UFD III. Photo courtesy Connie.
UFD III. Photo courtesy Connie.

Adorable, but somewhat sad, seeing one like this. But it seems to have recovered well, thanks to a loving hand, and now hummingbird lovers will have a prime opportunity to identify our fainting friend. While you do that, I need to reassess the wisdom of placing a feeder on the third floor. If birds are going to sometimes lose consciousness, it’s probably best if the distance between them and the ground is short…

Unidentified Flying Dinosaur: Stunning – No, Make That Stunned – Hummingbird

10 thoughts on “Unidentified Flying Dinosaur: Stunning – No, Make That Stunned – Hummingbird

  1. 1

    Oh, this is tricky. I’m going to guess that it’s a juvenile male Costa’s hummingbird, but can’t completely rule out juvenile male black-chinned. (I’m leaning towards Costa’s because the bird appears to have a few metallic purple feathers coming in on its head, which would be all purple in an adult, whereas black-chinned adults have green heads.)

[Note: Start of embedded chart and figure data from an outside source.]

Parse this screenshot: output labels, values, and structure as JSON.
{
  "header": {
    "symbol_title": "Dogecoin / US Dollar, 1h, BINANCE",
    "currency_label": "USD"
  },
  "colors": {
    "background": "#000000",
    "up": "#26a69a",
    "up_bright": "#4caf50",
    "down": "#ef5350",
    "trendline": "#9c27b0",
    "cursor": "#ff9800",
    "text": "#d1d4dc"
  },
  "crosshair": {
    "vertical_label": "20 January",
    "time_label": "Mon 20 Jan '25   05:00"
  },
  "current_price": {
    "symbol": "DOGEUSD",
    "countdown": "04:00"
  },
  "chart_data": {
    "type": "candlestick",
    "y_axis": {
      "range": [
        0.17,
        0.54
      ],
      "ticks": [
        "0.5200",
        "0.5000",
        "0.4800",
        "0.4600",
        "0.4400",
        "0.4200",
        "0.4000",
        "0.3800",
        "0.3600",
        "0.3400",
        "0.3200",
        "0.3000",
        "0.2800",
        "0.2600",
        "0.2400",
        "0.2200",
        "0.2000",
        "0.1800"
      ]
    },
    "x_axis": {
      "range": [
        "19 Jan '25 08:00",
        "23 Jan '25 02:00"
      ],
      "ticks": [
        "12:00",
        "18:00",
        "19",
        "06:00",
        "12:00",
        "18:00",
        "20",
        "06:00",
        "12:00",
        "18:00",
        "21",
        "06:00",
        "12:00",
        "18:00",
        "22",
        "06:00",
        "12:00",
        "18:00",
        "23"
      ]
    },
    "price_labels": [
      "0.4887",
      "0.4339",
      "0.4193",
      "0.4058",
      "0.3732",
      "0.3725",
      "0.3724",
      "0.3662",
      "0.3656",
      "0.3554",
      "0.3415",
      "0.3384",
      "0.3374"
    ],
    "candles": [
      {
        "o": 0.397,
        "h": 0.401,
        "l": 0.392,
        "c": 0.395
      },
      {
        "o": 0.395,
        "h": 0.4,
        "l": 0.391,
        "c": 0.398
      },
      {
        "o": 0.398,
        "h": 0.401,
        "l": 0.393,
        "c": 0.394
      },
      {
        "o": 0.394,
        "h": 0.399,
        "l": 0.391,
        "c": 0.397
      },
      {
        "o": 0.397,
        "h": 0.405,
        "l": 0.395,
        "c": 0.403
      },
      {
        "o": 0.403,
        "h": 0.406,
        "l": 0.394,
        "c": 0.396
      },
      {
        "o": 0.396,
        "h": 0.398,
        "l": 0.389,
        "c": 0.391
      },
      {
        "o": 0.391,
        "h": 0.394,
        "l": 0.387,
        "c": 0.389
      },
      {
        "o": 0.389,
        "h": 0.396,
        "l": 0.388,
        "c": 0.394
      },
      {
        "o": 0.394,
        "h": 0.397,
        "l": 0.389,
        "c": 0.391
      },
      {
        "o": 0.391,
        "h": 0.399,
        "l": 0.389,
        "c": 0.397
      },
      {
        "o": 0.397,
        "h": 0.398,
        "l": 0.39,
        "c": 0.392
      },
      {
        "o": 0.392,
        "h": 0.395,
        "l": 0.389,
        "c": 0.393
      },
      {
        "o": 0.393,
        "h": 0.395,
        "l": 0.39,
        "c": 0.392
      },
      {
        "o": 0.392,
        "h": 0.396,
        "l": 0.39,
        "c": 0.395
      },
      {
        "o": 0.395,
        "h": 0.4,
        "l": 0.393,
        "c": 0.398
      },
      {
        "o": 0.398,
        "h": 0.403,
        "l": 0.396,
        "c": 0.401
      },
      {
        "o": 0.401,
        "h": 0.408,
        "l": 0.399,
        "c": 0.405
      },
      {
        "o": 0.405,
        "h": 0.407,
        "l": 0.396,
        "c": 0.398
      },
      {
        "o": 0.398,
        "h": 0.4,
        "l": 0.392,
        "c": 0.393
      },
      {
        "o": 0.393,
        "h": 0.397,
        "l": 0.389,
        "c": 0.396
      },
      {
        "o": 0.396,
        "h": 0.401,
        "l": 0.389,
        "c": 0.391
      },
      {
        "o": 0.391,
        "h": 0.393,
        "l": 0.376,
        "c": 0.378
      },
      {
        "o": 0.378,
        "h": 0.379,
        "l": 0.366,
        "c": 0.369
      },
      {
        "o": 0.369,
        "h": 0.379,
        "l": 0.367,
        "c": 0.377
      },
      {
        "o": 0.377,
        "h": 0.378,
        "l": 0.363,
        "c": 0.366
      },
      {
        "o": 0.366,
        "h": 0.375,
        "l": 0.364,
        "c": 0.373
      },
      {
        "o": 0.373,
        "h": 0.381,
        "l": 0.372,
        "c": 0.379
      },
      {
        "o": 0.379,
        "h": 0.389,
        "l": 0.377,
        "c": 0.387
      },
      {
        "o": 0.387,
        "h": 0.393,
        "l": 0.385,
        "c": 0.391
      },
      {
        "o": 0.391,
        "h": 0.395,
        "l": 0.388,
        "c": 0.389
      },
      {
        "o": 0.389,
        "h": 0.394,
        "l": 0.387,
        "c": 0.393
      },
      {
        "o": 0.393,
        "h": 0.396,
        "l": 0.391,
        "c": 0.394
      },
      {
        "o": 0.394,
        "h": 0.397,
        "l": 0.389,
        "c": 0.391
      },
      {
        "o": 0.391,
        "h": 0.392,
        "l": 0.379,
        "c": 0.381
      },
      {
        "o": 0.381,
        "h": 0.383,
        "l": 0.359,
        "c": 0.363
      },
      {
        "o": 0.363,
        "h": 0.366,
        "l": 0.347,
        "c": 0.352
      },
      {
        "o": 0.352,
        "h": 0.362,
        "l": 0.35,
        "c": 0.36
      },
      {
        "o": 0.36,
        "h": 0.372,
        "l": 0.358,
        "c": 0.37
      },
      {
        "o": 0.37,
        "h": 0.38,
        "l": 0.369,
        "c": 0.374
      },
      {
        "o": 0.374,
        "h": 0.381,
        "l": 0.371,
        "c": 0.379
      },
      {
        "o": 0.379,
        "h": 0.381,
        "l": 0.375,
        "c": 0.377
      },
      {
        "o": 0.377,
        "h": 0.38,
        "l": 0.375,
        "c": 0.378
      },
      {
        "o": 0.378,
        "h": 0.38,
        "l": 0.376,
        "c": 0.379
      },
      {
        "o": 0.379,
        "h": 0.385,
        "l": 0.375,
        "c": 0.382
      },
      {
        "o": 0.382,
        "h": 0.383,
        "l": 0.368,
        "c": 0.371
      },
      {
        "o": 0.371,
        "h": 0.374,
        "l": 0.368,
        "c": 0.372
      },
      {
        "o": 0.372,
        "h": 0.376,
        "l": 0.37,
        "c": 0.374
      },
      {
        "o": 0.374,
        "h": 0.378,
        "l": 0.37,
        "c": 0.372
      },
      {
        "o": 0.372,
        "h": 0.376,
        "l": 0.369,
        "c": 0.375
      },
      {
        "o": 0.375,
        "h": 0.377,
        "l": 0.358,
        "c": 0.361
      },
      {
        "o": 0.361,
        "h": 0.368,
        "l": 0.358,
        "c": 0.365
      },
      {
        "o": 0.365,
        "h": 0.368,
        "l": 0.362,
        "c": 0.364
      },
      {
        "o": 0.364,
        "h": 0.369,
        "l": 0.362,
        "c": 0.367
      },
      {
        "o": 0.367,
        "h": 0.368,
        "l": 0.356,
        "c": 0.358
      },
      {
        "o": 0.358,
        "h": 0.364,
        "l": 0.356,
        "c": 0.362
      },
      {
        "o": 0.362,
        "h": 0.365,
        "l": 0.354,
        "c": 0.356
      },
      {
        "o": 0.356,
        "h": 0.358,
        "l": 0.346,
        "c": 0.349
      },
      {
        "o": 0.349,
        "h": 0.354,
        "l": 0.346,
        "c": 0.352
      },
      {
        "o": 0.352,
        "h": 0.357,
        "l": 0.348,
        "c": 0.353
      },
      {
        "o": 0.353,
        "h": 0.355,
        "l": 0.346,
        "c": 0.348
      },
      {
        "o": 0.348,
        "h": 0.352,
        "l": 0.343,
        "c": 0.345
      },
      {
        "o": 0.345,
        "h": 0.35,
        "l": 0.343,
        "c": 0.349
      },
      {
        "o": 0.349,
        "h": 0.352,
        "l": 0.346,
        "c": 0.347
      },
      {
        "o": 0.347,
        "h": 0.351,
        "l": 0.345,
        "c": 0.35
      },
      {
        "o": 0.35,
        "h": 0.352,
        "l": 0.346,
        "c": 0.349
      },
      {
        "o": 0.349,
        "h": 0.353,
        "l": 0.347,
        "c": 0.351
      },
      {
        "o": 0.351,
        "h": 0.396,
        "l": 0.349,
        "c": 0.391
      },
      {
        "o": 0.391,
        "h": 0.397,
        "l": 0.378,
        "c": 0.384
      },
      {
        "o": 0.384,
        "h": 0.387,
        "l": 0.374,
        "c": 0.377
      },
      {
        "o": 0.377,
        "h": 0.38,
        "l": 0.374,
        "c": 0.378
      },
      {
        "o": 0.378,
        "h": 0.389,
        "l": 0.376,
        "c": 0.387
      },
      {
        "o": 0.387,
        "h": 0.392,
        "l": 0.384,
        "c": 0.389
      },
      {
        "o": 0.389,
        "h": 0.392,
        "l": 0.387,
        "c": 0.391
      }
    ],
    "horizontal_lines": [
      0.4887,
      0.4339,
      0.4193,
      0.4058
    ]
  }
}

    Or it could be a male Calliope hummingbird – I think they have more extensive purpley-pink on their throats than this guy, though.

  2. 4

    @F #3 – Sugar water has a lower freezing point than plain water, and hummingbird feeders can remain liquid even at sub-freezing temperatures. A hungry bird comes by, sees food at a time when food is very scarce, takes a sip… and falls into a hypothermia coma as the liquid cools its tiny body below the safety point.

  3. 6

    Poor little guy! I agree with Gregory that the cold nectar probably caused the incident.

    I don’t think I’d worry too much about the fall from the 3rd floor. Hummingbirds are so light that they probably reach terminal velocity within a few feet. The real danger would be from passing cats while they lie unconscious on the ground.

  4. 8

    Third floor = ok for small birds and hummingbirds to pass out. You can drop animals the size of mice from 5 storeys and they’ll just scamper off. It has to do with their mass and the amount of energy they acquire at that height and its transfer upon landing. I’d worry more (as mentioned by Trebuchet) about cats or other carnivores wandering by.
    But do heat the nectar. I’m pretty sure the hummingbirds themselves wouldn’t be fans of the eat-till-you-drop exhibit. ;)
    (Very nice photos. Seconding heliconia on the ID.)

  5. 9

    About the ID, this is most likely an Anna’s Hummingbird, probably an immature male, based on the dark patch of reddish feathers on the throat the couple of ones on the top of the head. When identifying birds from photographs, it is often *very* important to know when (time of year) and where the photo was taken. Based on Tanya’s attire, the photo was taken in winter and, assuming this is in the PNW, Anna’s is the only likely candidate, as it is the only species of hummer that regularly occurs on the west coast in winter. Most of the other “North American” species of hummers winter far south of their breeding range and are kickin’ it Mexico or Central America now.

  6. 10

    I’d agree with Anna’s, and for the reasons kathyr mentions. In the second photograph the wingtip appears as if it would fall short of the tailtip, whereas the tail’s shorter in Costa’s and barely reaches the wingtip. Yes, the crown patch looks purplish, but I think that may an artifact of the darkish photographic conditions.